GTX 1660 vs. GTX 1660 Ti

Finally when comparing head to head with the GTX 1660 Ti, the vanilla 1660 is 15% slower and that’s very much in line with the previous test which saw the non-Ti model come in 13% slower. Of course, we also saw times where the margin grew to 20% or more, and we saw that in half a dozen titles.

Cost per Frame and Closing Thoughts

Perhaps one of the key findings from this review compared to what we saw a week ago is not simply the number of games tested, but because Nvidia clearly undercut the competition, a week has been enough time for AMD to react and adjust prices, so our cost per frame comparison has seen some changes as well. On the upside, changes are not dramatic, and GTX 1660 cards are indeed selling at the intended $220 MSRP already.

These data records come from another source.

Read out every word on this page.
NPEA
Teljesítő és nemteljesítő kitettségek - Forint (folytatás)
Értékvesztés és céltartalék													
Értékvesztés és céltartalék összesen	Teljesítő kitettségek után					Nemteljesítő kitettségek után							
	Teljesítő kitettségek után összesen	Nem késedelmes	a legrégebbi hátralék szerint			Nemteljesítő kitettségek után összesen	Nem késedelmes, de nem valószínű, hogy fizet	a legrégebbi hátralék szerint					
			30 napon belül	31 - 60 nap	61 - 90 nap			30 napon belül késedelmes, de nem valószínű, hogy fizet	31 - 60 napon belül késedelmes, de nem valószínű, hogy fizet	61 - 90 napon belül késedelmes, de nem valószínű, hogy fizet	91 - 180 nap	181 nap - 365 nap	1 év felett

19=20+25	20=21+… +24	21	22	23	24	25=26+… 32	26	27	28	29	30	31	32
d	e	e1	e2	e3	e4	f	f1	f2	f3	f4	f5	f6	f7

The RX 580 has dropped down from $200 to $190 which is not a huge deal, but still makes the Radeon a viable alternative for some. Essentially you can save ~10% on the cost of the graphics card to have 10% of the performance shaved off. The RX 590 has seen a heftier price cut with numerous models now available at $220. This GPU is finally down to the price it should have launched at. Given it’s a little slower than the 1660 but costs about the same, it’s not quite as good in terms of value.

The only clear cut winner for AMD right now is the RX 570, but that’s roughly 25% slower than the GTX 1660 so they aren’t exactly in the same performance category. Meanwhile the RX 580 has gone from being the best value sub $250 option, to a somewhat tough sell.

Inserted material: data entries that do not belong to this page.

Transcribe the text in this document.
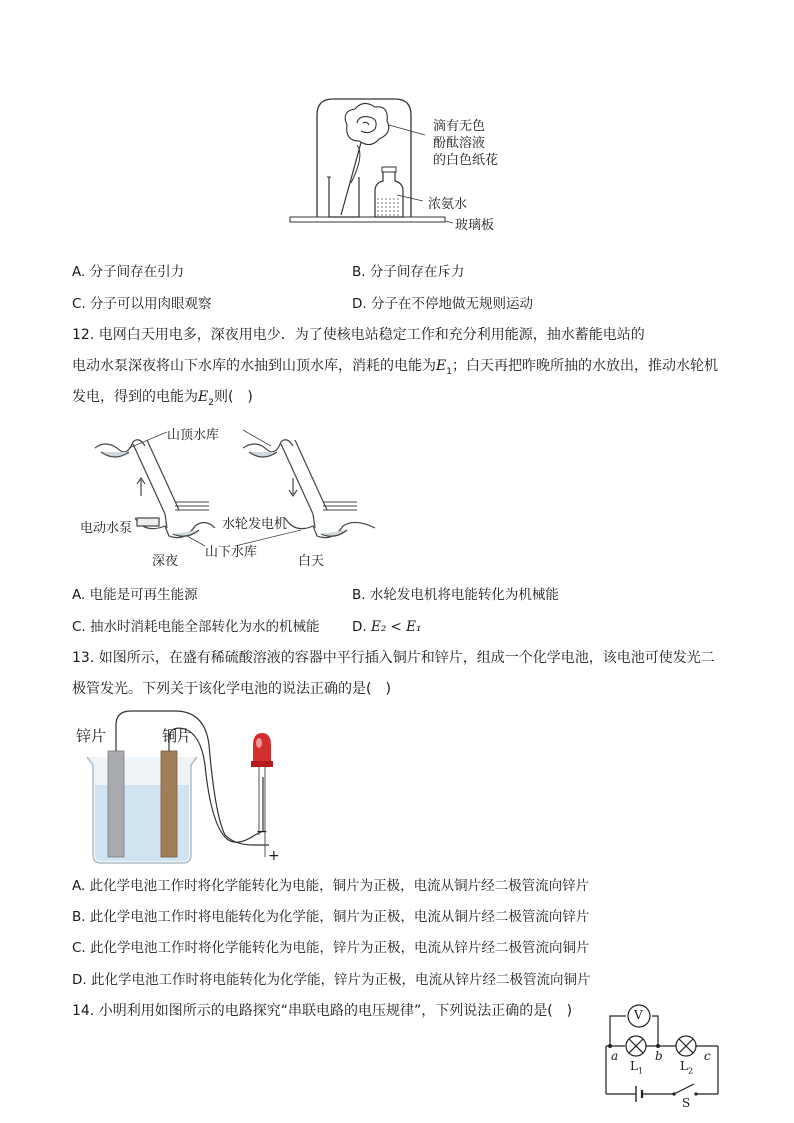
滴有无色
酚酞溶液
的白色纸花
浓氨水
玻璃板
A. 分子间存在引力	B. 分子间存在斥力
C. 分子可以用肉眼观察	D. 分子在不停地做无规则运动
12. 电网白天用电多，深夜用电少．为了使核电站稳定工作和充分利用能源，抽水蓄能电站的
电动水泵深夜将山下水库的水抽到山顶水库，消耗的电能为$E_1$；白天再把昨晚所抽的水放出，推动水轮机
发电，得到的电能为$E_2$则(　)
山顶水库
电动水泵	水轮发电机
山下水库
深夜	白天
A. 电能是可再生能源	B. 水轮发电机将电能转化为机械能
C. 抽水时消耗电能全部转化为水的机械能 D. E₂ < E₁
13. 如图所示，在盛有稀硫酸溶液的容器中平行插入铜片和锌片，组成一个化学电池，该电池可使发光二
极管发光。下列关于该化学电池的说法正确的是(　)
锌片	铜片
−
+
A. 此化学电池工作时将化学能转化为电能，铜片为正极，电流从铜片经二极管流向锌片
B. 此化学电池工作时将电能转化为化学能，铜片为正极，电流从铜片经二极管流向锌片
C. 此化学电池工作时将化学能转化为电能，锌片为正极，电流从锌片经二极管流向铜片
D. 此化学电池工作时将电能转化为化学能，锌片为正极，电流从锌片经二极管流向铜片
14. 小明利用如图所示的电路探究“串联电路的电压规律”，下列说法正确的是(　)	V
a	b	c
$L_1$	$L_2$
S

Of course, it’s best to look at performance in the games you’ll be playing. If you're primary playing DiRT 4 or Battlefield V, then the RX 590 is a better choice. Otherwise, as we just saw there are far more games where the GTX 1660 gets the better of the Radeon GPU.

For those of you planning on buying and keeping your graphics card for 2-3 years and have no idea how things will look even just 6-12 months down the track, power consumption is worth keeping in mind. Not because we’re worried about the power bill, but because a more efficient graphics card is a quieter graphics card, and it’s also more friendly to other components in your case as it’s not dumping as much heat on them.

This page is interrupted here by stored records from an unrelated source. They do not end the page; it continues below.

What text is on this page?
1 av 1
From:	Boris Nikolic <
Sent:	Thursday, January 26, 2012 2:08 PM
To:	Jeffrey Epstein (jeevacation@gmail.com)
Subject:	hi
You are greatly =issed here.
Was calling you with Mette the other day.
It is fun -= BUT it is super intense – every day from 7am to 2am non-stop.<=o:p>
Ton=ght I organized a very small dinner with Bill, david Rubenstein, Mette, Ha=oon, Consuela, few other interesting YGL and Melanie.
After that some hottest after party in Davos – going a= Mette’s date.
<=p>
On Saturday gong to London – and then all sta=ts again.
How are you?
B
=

The GTX 1660 pushed our test system's consumption to 262 watts. That’s a 12% saving compared to the RX 570 and almost 30% less than the RX 580 and 590. If we were looking at power consumption for the graphics cards alone those margins would increase significantly, making it clear Turing GPUs are much better in this regard.

So in spite of a few pricing adjustments, our recommendation has not been altered from the original review. The biggest change has come from the sheer volume of games tested. The GTX 1660’s lead over the RX 590 shrunk, while the 590’s price also shrunk a little. So those two are more evenly matched now.

It was pretty shocking to see the GTX 1660’s lead over the GTX 1060 6GB shrivel up from 21% to just 14%. Regardless, the 1660 was never intended to be an upgrade option for GTX 1060 owners, but perhaps it is a reasonable buy for those running older cards like the GTX 960, which we'll likely explore soon.